The very act of naming assumes the “thing” named can be captured within the bounds of language which, I maintain, it cannot.
The enjoinder not to try to name G-d (or make the concept into a name/noun) has to do with the dangers of thingifying it. That is assigning finite-word bound attributes.
It’s the naming thing. I like the convention G-d because it is a non-word which reminds me that the mystery of this G-d concept is not a “thing” which can conveniently be named and defined and possessed (my God – as apposed to your god or gods).
For me the term G-d is a pointer to the rather unwieldy set of experiences I’ve collected over the years and put in my “spirituality” folder.
I’ve done a bunch of thinking about and revering a number of people like Gregory Bateson (Mind and Nature: A Necessary Unity) and Alfred Korzybski (“The map is not the territory and the name is not the thing named” but I think that’s enough for now.
What do you think?
"The fearsome God of Abraham who destroys peoples and planets and who demands blood sacrifice...will not die overnight." No kidding. Nor will he die if replaced by a kinder, gentler God. However we concieve of God, nature remains violent and unpredictable: Vesuvias, Mt. St. Helens, Katrina, the Indian Ocean Tsunami, bubonic plague, AIDS, etc, etc, etc. This fact necessitates a corresponding theology.

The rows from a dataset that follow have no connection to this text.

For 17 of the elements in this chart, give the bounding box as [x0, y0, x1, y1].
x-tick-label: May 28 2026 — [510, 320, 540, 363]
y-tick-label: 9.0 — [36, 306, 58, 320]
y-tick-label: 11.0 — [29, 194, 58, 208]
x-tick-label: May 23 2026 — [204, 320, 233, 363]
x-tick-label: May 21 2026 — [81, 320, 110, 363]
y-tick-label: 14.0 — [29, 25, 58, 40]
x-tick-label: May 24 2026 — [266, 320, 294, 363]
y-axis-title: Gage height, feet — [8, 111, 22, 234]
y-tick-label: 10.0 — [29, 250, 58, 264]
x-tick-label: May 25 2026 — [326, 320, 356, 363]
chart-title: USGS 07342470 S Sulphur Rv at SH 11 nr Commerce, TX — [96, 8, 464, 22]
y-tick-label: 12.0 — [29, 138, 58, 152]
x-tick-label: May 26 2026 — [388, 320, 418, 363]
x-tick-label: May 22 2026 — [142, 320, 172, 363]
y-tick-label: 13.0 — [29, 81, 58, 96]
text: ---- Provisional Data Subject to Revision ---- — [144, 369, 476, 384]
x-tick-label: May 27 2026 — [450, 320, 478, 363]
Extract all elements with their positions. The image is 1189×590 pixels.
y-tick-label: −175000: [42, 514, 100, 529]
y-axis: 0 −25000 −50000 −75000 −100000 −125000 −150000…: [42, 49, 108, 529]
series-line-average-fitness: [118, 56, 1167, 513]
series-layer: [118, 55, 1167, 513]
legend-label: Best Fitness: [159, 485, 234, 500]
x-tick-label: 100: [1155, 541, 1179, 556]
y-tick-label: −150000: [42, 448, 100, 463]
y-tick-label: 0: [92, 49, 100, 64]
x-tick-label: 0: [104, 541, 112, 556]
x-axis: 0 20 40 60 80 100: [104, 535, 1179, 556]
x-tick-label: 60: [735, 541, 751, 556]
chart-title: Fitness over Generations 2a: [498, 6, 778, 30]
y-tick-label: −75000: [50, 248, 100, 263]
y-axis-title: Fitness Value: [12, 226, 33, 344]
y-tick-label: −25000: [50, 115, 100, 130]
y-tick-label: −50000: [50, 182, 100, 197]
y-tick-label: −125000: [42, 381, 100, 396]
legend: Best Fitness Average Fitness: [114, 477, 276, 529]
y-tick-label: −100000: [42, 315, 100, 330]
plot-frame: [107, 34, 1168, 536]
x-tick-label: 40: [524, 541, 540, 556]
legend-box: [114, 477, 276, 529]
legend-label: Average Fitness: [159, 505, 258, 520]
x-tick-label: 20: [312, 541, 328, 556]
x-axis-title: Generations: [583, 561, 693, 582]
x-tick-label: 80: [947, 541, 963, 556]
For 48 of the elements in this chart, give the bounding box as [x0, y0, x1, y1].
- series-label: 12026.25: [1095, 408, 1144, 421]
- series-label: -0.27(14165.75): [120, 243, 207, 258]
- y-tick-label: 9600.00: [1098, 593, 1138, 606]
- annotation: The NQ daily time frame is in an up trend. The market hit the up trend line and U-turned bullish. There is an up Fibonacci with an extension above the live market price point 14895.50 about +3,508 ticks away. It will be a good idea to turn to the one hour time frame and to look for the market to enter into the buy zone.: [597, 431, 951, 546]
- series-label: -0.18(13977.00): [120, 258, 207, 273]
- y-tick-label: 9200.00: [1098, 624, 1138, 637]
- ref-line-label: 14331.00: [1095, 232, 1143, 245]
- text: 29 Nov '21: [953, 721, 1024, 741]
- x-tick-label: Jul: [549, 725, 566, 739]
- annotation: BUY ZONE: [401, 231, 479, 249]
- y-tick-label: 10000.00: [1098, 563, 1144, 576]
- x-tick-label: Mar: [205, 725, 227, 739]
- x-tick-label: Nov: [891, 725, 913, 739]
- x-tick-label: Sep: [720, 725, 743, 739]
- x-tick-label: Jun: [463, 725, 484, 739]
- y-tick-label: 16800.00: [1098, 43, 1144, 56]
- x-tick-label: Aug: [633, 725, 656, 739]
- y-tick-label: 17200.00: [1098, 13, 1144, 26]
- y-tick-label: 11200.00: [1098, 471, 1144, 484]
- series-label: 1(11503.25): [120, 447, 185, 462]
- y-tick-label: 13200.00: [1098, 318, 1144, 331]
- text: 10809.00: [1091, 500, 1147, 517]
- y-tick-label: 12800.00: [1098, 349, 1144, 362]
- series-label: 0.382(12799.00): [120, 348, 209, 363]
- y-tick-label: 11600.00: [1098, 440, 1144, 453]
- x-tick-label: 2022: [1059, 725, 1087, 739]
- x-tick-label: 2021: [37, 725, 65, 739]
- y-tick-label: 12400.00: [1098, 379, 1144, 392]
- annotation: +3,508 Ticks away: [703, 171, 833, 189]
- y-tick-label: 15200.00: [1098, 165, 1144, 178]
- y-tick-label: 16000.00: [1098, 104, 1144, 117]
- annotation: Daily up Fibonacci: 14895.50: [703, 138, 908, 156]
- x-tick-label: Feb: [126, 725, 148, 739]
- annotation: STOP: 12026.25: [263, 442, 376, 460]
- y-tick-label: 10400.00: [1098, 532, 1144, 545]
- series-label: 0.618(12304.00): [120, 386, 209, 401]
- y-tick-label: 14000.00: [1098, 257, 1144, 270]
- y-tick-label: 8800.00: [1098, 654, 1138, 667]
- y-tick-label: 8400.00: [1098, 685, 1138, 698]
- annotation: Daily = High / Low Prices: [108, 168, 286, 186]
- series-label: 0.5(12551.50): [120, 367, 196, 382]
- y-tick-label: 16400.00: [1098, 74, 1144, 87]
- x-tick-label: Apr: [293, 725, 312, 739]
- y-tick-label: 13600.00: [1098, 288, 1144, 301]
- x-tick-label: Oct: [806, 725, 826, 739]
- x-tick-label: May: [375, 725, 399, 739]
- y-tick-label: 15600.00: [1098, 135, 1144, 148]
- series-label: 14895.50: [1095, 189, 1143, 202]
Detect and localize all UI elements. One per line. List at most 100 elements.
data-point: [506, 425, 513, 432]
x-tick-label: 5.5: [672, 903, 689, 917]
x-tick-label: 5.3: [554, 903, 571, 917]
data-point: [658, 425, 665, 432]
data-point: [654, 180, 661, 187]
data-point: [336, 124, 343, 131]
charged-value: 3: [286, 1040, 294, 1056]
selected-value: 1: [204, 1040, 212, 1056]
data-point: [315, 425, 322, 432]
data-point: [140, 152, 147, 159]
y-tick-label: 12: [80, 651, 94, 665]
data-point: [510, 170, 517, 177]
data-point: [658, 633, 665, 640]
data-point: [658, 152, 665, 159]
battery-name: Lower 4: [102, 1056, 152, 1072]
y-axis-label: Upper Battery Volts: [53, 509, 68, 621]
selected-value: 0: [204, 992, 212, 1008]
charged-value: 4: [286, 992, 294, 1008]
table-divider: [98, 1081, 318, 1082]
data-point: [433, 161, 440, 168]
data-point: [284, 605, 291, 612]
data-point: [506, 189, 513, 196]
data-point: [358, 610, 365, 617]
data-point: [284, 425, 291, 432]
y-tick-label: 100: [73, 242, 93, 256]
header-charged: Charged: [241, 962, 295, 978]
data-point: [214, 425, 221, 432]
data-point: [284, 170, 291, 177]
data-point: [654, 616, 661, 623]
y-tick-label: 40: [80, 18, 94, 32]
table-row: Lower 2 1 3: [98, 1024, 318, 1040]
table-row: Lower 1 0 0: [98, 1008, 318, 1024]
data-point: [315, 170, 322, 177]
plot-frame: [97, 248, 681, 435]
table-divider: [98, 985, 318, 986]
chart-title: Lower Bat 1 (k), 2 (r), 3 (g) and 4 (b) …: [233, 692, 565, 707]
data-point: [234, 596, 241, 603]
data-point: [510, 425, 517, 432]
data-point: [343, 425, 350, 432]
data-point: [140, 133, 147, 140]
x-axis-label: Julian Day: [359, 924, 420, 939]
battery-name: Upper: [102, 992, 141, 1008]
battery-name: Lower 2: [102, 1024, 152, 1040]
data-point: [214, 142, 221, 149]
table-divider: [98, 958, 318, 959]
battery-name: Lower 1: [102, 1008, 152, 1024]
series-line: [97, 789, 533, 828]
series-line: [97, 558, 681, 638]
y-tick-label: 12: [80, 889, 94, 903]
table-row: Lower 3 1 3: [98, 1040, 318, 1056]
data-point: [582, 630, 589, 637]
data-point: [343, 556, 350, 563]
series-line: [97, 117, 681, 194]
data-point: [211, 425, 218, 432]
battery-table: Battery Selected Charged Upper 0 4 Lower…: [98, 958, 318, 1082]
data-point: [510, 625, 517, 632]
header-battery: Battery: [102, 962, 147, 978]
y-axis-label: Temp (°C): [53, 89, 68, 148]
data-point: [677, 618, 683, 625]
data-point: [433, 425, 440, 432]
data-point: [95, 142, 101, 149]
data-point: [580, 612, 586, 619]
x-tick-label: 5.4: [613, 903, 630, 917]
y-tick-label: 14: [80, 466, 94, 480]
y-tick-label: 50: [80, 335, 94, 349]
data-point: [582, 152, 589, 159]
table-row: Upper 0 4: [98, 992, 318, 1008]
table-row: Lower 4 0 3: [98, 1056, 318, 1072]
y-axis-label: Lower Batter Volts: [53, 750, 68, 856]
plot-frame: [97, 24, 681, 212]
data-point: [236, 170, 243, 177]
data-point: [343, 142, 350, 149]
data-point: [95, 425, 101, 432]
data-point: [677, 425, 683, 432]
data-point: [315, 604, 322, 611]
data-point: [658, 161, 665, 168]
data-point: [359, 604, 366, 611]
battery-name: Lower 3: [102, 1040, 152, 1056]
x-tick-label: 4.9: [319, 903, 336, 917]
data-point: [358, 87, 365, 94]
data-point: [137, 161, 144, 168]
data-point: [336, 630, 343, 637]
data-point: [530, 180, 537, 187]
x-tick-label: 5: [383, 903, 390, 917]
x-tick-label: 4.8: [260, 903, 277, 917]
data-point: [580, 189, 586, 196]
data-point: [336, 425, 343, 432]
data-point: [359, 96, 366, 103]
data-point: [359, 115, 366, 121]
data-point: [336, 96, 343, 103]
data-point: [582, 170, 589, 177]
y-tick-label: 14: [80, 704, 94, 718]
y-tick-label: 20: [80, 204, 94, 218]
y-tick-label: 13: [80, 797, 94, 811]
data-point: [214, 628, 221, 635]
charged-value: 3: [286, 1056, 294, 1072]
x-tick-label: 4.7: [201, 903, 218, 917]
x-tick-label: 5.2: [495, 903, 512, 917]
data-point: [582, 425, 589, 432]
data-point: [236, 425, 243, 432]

At its weakest, theology might excuse violence as part of a divine plan or morality which we simply don't understand yet. At a slightly stronger level it suggests I might mitigate God's wrath by slaughtering something. At it's best it offers figures like Job and Abraham, humans willing to call God to account and demand he behave within a more subjective framework of justice.
While such accusations may seem arrogant, they are pretty much the only times God's wrath is effectively stemmed--not stopped mind you, but stemmed; God does, for example, apare Lot at Abraham's request. Here, there is at least some negotiation between the human and divine.
Panentheism, however, does not necessarily allow for this. It suggests that violence is simply part of God's nature. While it refuses to validate or excuse that violence within a anthropocentric ideology--putting it one up on the divine plan idea--it simultaneously negates the idea that we as humans can do anything about it--or even that, as cells in God's body, we ought to do anything about it. After all, in the Bhagavad Gita, when Arjuna recognizes the divine interconnectedness of all things it enables him to justify joining in a bloody battle to annihalate his enemies.
It seems to me that the total perspective panentheism promotes can degrade the value of individual life and experience just as easily as foster compassion and connectedness. I prefer the Job model, des[pite (or perhaps because of) its intimation of binarism and an adversarial I/thou relationship. Here, I can insist on the validity of my subjectivity even as I acknowledge its limitations in the face of a larger order. To do so, and to find ways of realizing that philosophy through praxis--political, interersonal etc, is (I hope) at least one way to enable Tikkun Olam.
Hmm. In paragraph four, where it says "anthropocentric", read nationalistic. Ah, editing.